The European Commission is set to present its recommendations for heavily revised procedures for vehicle emissions testing next week, Autocar has learned.
A scheduled meeting of the EU’s Technical Committee for Motor Vehicles is due to sit on October 6 and, although the agenda is yet to be made public, the VW emissions scandal is reported to have put a focus on the need to ratify new emissions tests regulations as soon as possible.
Changes to the New European Driving Cycle (NEDC) tests have been discussed for several years, but discussions between the law makers and car companies over the exact details have resulted in lengthy delays. The NEDC was last updated in 1997. Under NEDC regulations, cars are tested in a laboratory under strict test criteria in order to achieve repeatable results for comparison. However, those results are rarely achievable in real-world driving.
Features of the NEDC that detract from its real-world accuracy include the temperature range in which the test is conducted, which is always between 20 and 30 degrees centigrade, the use of a flat rolling road and the absence of any wind in the test chamber, other than air directed at cooling ducts to simulate speed. The route simulated is a mix of urban and open driving, with the top speed achieved between 90 and 120kph (56-75mph) depending on the size of the vehicle.
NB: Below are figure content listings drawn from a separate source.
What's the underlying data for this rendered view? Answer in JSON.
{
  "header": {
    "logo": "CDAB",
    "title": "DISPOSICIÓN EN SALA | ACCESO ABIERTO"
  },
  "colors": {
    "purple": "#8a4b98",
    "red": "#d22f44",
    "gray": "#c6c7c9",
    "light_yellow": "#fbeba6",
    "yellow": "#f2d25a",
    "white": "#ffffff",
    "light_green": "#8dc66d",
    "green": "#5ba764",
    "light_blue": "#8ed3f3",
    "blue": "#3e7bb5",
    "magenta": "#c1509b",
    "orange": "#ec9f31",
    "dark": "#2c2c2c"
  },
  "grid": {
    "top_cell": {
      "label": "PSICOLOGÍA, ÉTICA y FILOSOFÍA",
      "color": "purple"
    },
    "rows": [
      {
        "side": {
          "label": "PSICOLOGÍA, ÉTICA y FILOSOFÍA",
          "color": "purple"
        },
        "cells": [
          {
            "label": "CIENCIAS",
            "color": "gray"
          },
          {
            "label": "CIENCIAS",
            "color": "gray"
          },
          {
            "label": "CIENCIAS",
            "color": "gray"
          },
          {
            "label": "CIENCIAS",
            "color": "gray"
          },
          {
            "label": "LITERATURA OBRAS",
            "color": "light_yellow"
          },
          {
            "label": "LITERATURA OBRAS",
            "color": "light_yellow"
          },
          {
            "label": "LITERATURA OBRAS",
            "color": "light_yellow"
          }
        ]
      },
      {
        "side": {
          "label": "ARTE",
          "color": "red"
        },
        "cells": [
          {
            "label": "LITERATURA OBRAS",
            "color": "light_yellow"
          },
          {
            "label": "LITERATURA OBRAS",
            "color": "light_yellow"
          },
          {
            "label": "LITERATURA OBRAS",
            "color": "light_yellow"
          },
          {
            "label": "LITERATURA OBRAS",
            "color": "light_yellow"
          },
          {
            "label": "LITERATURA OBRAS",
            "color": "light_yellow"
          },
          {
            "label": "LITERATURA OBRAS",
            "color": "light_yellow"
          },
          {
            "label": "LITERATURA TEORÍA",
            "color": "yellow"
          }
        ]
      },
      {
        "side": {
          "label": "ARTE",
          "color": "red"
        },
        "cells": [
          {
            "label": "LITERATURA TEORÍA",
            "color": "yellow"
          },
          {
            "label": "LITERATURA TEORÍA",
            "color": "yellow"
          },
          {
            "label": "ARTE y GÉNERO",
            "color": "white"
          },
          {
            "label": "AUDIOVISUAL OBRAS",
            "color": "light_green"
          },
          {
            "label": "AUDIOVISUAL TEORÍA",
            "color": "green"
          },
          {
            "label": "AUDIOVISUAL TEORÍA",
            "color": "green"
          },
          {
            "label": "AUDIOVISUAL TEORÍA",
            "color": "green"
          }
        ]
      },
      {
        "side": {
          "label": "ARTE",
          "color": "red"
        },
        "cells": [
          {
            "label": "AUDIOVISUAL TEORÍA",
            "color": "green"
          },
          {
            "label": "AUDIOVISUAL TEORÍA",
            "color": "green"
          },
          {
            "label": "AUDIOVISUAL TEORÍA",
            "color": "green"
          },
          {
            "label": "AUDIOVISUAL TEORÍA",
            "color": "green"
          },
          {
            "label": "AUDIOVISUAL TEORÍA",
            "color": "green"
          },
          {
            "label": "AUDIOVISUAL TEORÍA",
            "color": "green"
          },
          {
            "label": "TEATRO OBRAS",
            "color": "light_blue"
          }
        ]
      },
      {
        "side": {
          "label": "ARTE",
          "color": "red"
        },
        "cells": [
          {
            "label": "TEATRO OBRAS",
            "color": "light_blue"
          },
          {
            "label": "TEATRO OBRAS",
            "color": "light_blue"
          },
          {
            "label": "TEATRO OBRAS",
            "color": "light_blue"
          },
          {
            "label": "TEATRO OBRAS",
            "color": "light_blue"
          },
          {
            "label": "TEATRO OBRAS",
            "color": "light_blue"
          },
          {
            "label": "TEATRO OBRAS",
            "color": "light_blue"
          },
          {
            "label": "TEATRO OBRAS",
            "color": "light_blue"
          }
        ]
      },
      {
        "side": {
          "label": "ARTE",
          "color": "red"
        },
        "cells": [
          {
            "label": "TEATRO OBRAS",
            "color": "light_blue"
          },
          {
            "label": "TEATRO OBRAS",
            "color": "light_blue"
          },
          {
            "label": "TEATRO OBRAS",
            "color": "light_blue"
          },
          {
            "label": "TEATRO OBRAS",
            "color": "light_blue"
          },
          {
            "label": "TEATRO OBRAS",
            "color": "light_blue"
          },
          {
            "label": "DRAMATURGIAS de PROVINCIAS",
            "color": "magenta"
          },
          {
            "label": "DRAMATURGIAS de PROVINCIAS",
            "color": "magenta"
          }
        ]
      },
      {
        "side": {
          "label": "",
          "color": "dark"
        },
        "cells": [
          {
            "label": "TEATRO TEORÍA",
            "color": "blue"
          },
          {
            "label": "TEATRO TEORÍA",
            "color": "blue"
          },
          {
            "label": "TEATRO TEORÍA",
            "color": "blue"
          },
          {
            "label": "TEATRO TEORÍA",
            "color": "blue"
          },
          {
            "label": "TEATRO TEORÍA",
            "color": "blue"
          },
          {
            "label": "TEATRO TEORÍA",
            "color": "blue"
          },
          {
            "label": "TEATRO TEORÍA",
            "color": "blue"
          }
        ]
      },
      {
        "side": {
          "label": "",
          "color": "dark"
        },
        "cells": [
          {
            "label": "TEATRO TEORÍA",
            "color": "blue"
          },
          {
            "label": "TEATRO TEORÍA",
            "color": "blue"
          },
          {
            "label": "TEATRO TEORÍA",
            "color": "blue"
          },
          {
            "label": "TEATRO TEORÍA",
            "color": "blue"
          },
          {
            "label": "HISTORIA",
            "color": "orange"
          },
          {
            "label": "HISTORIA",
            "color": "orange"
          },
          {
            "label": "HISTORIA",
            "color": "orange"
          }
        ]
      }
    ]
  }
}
Prior to VW the scandal, the Commission was set to finalise proposals for a more realistic test process later this month, with the new regulations coming into force in 2017. However, the VW test rigging controversy is reported to be seen as a catalyst for quicker change, with some reporting that the new tests could even come into force in early 2016.
The new tests are called the Worldwide Harmonized Light Vehicles Test Procedures (WLTP) and define a global standard for emissions testing. They have been drawn up with consultation from the European Union, Japan, and India under guidelines of UNECE World Forum for Harmonization of Vehicle Regulations. In conjunction, a new set of standards are also being set under the Real Driving Emissions standard.
A Mercedes statement released in the wake of the VW scandal read: "We actively support the work being done within Europe and Germany in order to develop new testing methods which measure emissions based on real driving conditions."